Accessing these alpha-generating managers is difficult and costly, which means using more intermediaries to fill up their buckets full of alternatives. Enter funds of funds and fees on top of fees. While alignment of interests and even a basic understanding of the underlying investments have been lost to the altar of alpha, the fiction, through it all, is maintained.

And because we haven’t yet really thought about risk or cost (let alone alignment), our understaffed pension management team is destined to underperform. And — surprise, y’all — that’s precisely what the research shows is happening: As public pension funds push into riskier assets to increase their expected returns, their actual, real-world performance suffers. In short, the nonfiction liabilities become less secure as we pursue the fiction.

This is crazy. But it happens; this is real. Even though some funds’ discount rates have crept lower under the intense pressure of stakeholders, by and large, the fiction remains intact.

So, how do we change all this? I will echo the seminal paper by Exley, Mehta, and Smith from 1997 in which the authors make a simple point: What a pension fund does with its assets clearly affects its ability to pay pensions, but the discount rate should be separate from asset allocation choices.
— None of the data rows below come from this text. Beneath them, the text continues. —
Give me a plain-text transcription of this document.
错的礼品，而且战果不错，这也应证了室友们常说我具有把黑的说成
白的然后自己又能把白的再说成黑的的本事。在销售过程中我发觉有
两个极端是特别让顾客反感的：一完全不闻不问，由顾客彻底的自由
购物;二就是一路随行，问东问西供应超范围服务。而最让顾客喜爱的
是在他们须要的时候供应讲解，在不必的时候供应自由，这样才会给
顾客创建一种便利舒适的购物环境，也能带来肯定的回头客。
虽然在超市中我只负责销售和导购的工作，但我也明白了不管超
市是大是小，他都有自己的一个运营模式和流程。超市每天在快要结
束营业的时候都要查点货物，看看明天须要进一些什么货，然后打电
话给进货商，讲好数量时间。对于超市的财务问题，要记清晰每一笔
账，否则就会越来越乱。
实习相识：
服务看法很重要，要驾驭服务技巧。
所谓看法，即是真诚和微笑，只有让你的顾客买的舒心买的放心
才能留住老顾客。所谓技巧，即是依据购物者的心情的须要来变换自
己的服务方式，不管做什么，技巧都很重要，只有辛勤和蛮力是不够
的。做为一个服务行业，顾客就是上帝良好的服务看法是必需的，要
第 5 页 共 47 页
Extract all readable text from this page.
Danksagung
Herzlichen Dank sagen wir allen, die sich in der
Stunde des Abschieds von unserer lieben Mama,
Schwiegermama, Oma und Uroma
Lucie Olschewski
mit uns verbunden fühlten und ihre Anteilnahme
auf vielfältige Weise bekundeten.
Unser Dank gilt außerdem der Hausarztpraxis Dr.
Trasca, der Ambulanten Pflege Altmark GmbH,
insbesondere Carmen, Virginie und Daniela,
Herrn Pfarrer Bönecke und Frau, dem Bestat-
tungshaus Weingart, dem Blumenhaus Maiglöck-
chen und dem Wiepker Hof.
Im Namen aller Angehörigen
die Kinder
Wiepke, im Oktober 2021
To be clear, I didn’t write this to promote the idea of using a risk-free rate for discounting liabilities. Calling for a risk-free discount rate, as some financial economists have said is appropriate, is about as sane as my students calling for a complete divestment from fossil fuel companies to ameliorate climate change. It’s just too far.

We haven’t mandated an end to all carbon emissions to prevent a climate crisis, and we need similar flexibility here. A government is not an insurance company. A government is not a corporation. We should consider its unique nature when we think about the discount rate for this form of liability. That being said, I do believe something has to change.

The tail is very clearly wagging the dog, and this has tons of negative implications for the way money is actually invested. In fact, I think the alternative-asset managers of the world are benefiting from a massive government subsidy in the form of this inflated discount rate, which forces pensions to fill buckets full of crappy alternative-investment products that do not merit the risk or the cost. Can you point to a single politically motivated decision that has created more billionaires in America while diverting capital to short-horizon, high-risk bets? I can’t.